There’s a saying that Transportation Secretaries who served as Federal Highway Administrators have actually taken a step down. As with many sayings, there’s more than a grain of truth there. The highway agency is the largest “modal administration” (smaller although still large ones include the Federal Transit Administration and the Federal Railroad Administration) and it has a lot of influence over federal transportation policy.
This is why I was ambivalent about the TIGER, or Transportation Investments Generating Economic Recovery, grant program when it was included in the Recovery Act in 2009. This $1.5 billion program was intended to invest in projects chose based on their merits, including these criteria:
- improving the condition of existing facilities and systems;
- contributing to the economic competitiveness of the U.S. over the medium- to long-term;
- improving the quality of living and working environments for people;
- improving energy efficiency, reduce dependence on foreign oil, reducing greenhouse gas emissions and benefit the environment;
- improving public safety.
Sounds pretty good, right? Well, my initial concern about this program is that Federal Highways might dominate the competition and in spite of laudable criteria some “highways to nowhere” might get funded. We don’t need more waste in the transportation program.

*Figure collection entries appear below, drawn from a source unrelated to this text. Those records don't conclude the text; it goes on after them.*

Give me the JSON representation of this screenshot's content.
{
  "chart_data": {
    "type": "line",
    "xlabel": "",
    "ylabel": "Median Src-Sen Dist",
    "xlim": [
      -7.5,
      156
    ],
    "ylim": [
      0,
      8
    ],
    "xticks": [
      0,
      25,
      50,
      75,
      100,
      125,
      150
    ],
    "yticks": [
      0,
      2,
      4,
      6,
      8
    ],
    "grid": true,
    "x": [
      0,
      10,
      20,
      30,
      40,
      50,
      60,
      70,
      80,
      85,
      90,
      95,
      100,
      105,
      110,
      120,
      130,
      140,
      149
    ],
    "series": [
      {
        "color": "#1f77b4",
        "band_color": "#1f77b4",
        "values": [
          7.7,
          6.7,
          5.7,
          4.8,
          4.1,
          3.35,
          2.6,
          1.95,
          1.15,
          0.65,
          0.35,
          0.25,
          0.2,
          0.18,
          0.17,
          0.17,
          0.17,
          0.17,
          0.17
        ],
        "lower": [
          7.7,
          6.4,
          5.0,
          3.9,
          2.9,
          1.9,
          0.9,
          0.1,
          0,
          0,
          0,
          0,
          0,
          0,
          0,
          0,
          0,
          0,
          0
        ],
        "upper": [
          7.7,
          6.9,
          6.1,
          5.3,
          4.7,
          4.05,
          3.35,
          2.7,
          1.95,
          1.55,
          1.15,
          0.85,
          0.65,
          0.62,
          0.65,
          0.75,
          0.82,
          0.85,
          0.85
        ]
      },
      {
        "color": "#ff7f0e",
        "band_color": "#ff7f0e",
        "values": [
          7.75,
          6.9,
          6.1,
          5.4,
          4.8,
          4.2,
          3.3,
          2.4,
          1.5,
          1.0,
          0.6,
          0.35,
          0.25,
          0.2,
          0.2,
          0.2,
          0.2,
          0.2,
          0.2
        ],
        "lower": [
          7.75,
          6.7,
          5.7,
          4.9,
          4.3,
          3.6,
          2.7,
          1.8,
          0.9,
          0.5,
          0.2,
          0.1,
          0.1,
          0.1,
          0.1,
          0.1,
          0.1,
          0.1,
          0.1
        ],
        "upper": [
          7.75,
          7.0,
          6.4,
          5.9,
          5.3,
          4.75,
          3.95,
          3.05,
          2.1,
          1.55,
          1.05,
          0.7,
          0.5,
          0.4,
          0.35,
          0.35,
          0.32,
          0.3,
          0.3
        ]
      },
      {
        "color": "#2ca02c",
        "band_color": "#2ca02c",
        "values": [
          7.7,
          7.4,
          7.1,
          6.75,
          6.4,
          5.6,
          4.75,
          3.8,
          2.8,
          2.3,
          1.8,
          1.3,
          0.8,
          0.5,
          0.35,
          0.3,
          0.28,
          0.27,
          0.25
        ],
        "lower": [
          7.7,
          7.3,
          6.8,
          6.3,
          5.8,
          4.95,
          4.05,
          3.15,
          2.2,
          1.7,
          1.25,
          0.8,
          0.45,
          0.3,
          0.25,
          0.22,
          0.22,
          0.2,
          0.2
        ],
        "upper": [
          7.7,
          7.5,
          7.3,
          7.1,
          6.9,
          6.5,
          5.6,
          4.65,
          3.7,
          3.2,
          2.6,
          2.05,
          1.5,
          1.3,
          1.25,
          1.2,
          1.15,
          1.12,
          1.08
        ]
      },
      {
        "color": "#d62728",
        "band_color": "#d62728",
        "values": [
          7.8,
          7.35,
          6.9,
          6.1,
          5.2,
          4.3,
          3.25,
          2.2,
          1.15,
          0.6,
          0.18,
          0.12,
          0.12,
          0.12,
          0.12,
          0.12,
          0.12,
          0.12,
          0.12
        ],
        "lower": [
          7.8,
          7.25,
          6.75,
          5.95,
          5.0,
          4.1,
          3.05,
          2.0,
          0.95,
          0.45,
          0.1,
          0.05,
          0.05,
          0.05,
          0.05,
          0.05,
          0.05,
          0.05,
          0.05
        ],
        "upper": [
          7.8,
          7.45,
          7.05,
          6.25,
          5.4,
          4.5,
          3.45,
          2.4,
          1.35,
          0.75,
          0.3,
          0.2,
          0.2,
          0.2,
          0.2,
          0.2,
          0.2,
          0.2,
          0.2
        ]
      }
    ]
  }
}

I’m happy to eat my words in public now (I've already done so with friends at DOT), as the Transportation Department announces its third round of investments under this impressive program. The official list is at the DOT site (pdf here) and a the Transportation for America coalition (NRDC is a member) has a great map showing the locations of all TIGER funding to date on a map:
First thing to note is just how much interest and innovation this initiative has spurred. As Streetsblog reports, this round was as oversubscribed as the first two. With just $511 million worth of funding available, DOT leveraged 828 applications totaling $14.1 billion. In the end, 46 projects in 33 states and Puerto Rico received funding. In this sense, the program has been effective in a way similar to the much-publicized “Race to the Top”. The winners have “think outside the box” by hewing to the criteria above in project development, but so have the many applicants who didn’t succeed. This is a virtuous competition which spurs broader and deeper consideration of future effects of transportation investments across the country.
Second is the split between modal projects, which is much more balanced than the overall transportation program. The OneRail coalition, which includes NRDC, notes that more than half the funding went to rail-related projects. A host of less expensive, cost-effective bicycle and pedestrian projects have received support too.

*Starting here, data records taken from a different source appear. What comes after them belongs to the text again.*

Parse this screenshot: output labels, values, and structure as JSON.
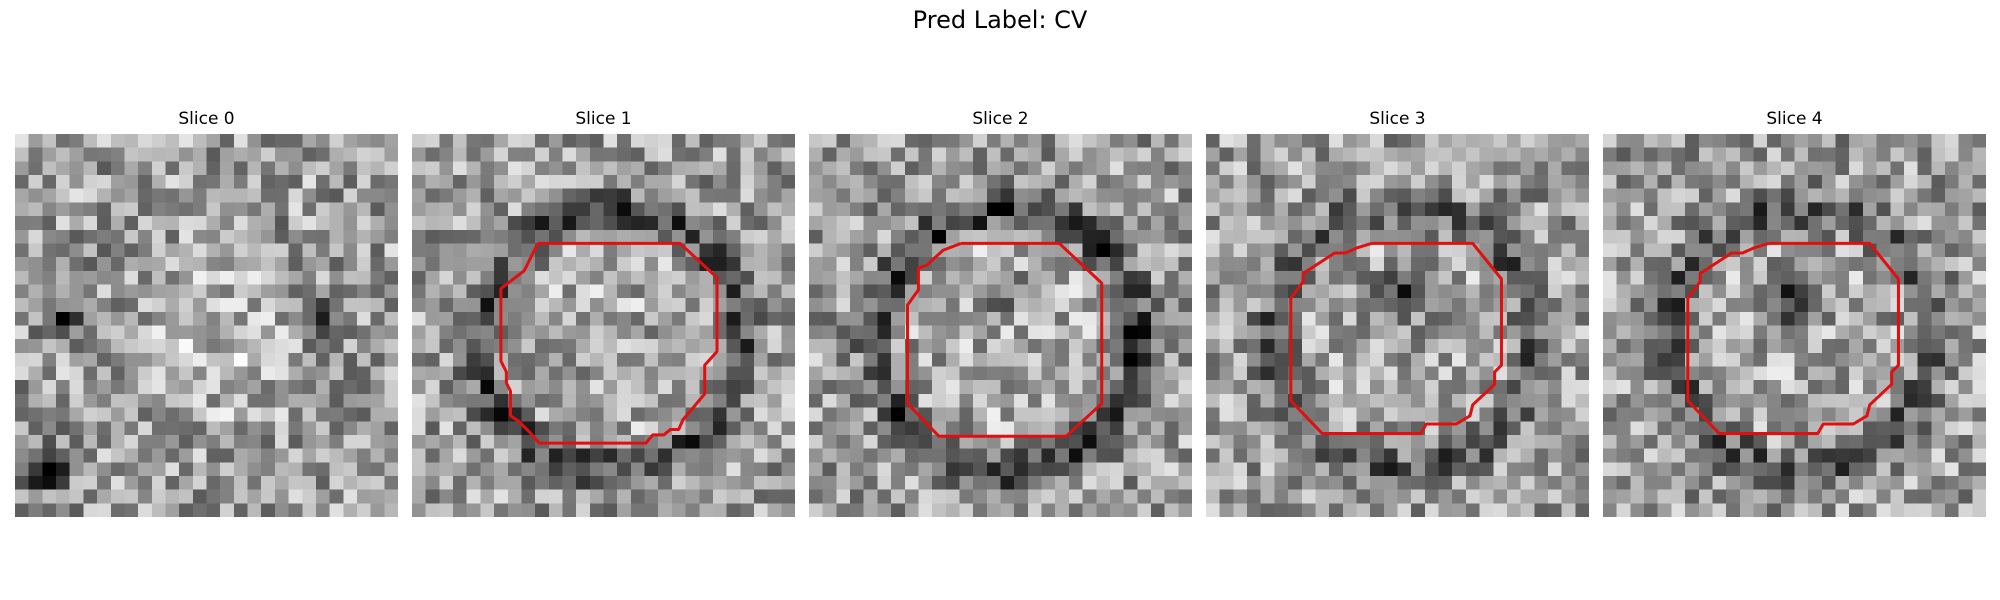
{
  "figure": {
    "title": "Pred Label: CV",
    "contour_color": "#e01010"
  },
  "slices": [
    {
      "label": "Slice 0",
      "ring": 0.05,
      "blob": 0.0,
      "noise_seed": 11,
      "has_contour": false
    },
    {
      "label": "Slice 1",
      "ring": 0.55,
      "blob": 0.0,
      "noise_seed": 23,
      "has_contour": true
    },
    {
      "label": "Slice 2",
      "ring": 0.65,
      "blob": 0.35,
      "noise_seed": 37,
      "has_contour": true
    },
    {
      "label": "Slice 3",
      "ring": 0.45,
      "blob": 0.85,
      "noise_seed": 41,
      "has_contour": true
    },
    {
      "label": "Slice 4",
      "ring": 0.45,
      "blob": 0.9,
      "noise_seed": 53,
      "has_contour": true
    }
  ]
}
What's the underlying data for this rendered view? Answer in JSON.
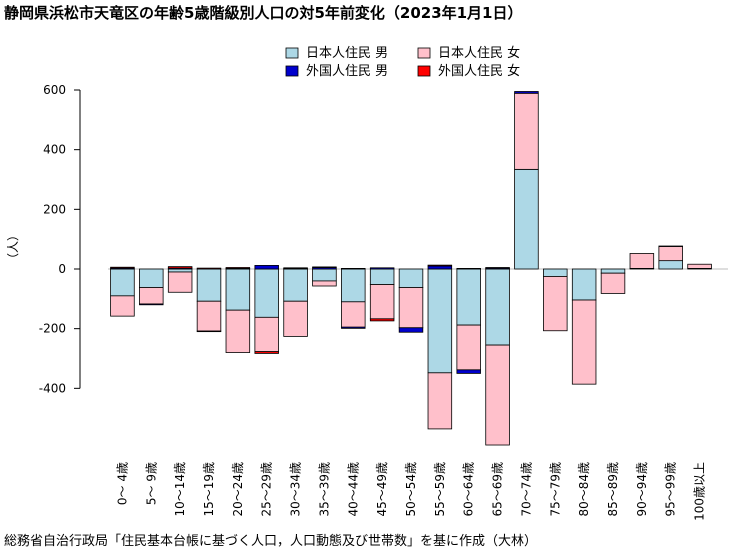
{
  "title": "静岡県浜松市天竜区の年齢5歳階級別人口の対5年前変化（2023年1月1日）",
  "source": "総務省自治行政局「住民基本台帳に基づく人口，人口動態及び世帯数」を基に作成（大林）",
  "colors": {
    "jp_male": "#add8e6",
    "jp_female": "#ffc0cb",
    "fr_male": "#0000cd",
    "fr_female": "#ff0000",
    "zero_line": "#bebebe"
  },
  "chart_data": {
    "type": "bar",
    "stacked": true,
    "ylabel": "（人）",
    "ylim": [
      -590,
      600
    ],
    "yticks": [
      -400,
      -200,
      0,
      200,
      400,
      600
    ],
    "legend_position": "top",
    "categories": [
      "0～ 4歳",
      "5～ 9歳",
      "10～14歳",
      "15～19歳",
      "20～24歳",
      "25～29歳",
      "30～34歳",
      "35～39歳",
      "40～44歳",
      "45～49歳",
      "50～54歳",
      "55～59歳",
      "60～64歳",
      "65～69歳",
      "70～74歳",
      "75～79歳",
      "80～84歳",
      "85～89歳",
      "90～94歳",
      "95～99歳",
      "100歳以上"
    ],
    "series": [
      {
        "name": "日本人住民 男",
        "key": "jp_male",
        "values": [
          -90,
          -62,
          -10,
          -108,
          -138,
          -162,
          -108,
          -40,
          -110,
          -52,
          -62,
          -348,
          -188,
          -255,
          334,
          -25,
          -104,
          -14,
          2,
          28,
          2
        ]
      },
      {
        "name": "日本人住民 女",
        "key": "jp_female",
        "values": [
          -68,
          -55,
          -68,
          -100,
          -142,
          -115,
          -118,
          -17,
          -85,
          -115,
          -135,
          -188,
          -150,
          -335,
          255,
          -182,
          -282,
          -68,
          50,
          48,
          14
        ]
      },
      {
        "name": "外国人住民 男",
        "key": "fr_male",
        "values": [
          3,
          -3,
          3,
          -2,
          2,
          12,
          2,
          5,
          -4,
          4,
          -15,
          10,
          -12,
          3,
          6,
          0,
          0,
          0,
          0,
          1,
          0
        ]
      },
      {
        "name": "外国人住民 女",
        "key": "fr_female",
        "values": [
          3,
          0,
          5,
          3,
          3,
          -6,
          2,
          2,
          2,
          -7,
          0,
          3,
          2,
          2,
          0,
          0,
          0,
          0,
          0,
          0,
          0
        ]
      }
    ]
  }
}
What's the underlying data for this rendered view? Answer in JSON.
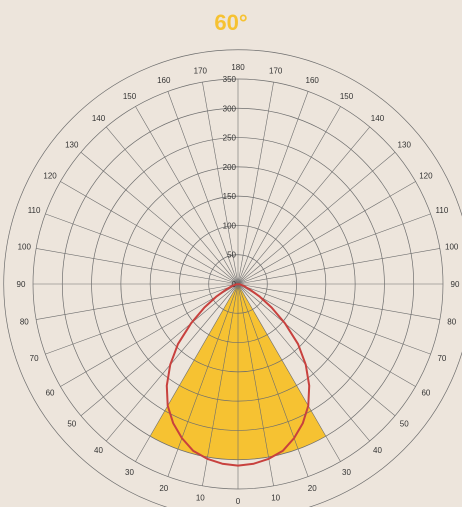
{
  "chart_data": {
    "type": "polar-line",
    "title": "60°",
    "radial_ticks": [
      "0",
      "50",
      "100",
      "150",
      "200",
      "250",
      "300",
      "350"
    ],
    "rmax": 350,
    "angle_ticks_right": [
      "0",
      "10",
      "20",
      "30",
      "40",
      "50",
      "60",
      "70",
      "80",
      "90",
      "100",
      "110",
      "120",
      "130",
      "140",
      "150",
      "160",
      "170",
      "180"
    ],
    "angle_ticks_left": [
      "10",
      "20",
      "30",
      "40",
      "50",
      "60",
      "70",
      "80",
      "90",
      "100",
      "110",
      "120",
      "130",
      "140",
      "150",
      "160",
      "170"
    ],
    "beam_angle_deg": 60,
    "beam_intensity": 300,
    "series": [
      {
        "color": "#c8413e",
        "angles": [
          0,
          5,
          10,
          15,
          20,
          25,
          30,
          35,
          40,
          45,
          50,
          55,
          60,
          65,
          70,
          75,
          80
        ],
        "values": [
          310,
          308,
          303,
          295,
          280,
          262,
          240,
          212,
          180,
          145,
          105,
          70,
          42,
          22,
          12,
          6,
          3
        ]
      }
    ],
    "colors": {
      "beam_fill": "#f6c232",
      "curve": "#c8413e",
      "title": "#f6c232",
      "grid": "#6e6e6e",
      "background": "#ede5dc"
    }
  }
}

And last but not least, of note in this most recent round are TIFIA loan recipients. TIFIA (created by the Transportation Infrastructure Finance and Innovation Act) is a very popular program right now since it provides a vehicle for stretching scarce federal dollars. It provides credit financing for projects of regional and national significance, leveraging many private dollars for every public dollar invested. This is why the EPW transportation bill proposes increasing the size of the program nearly tenfold in its authorization bill, with areas such as Los Angeles proposing to take advantage of the financing to build new transit and road capacity sooner rather than later.
Three projects receive funding via the TIFIA program – high-occupancy toll lanes on I-95 in Virginia, express bus service on SR-91 in southern California, and a light-rail extension in Dallas. This last one is especially interesting, and hopefully augurs more of the same in the transit world. Transit projects can create a great deal of value, for example to property owners and businesses located near rail stations (here in D.C., Metro stops often help fuel development or redevelopment nearby). This value can theoretically be captured through taxation of property, or leasing of sites, or even the sale or leasing of “air rights” for valuable multi-story buildings above transit stops. Todd Litman has just co-written a handy bibliography of the growing literature on these opportunities (see pdf here). TIFIA financing can be the cornerstone of a package that includes such value capture with the help of private sector partners.
This is something for local transit agencies, as well as their national association (the American Public Transportation Association, which NRDC joined recently), to keep in mind. TIFIA is often touted as a program for building more road capacity, yet it may have even more leverage for building new transit projects. That could make a big difference to agencies looking to succeed in an era of tighter and tighter budgets.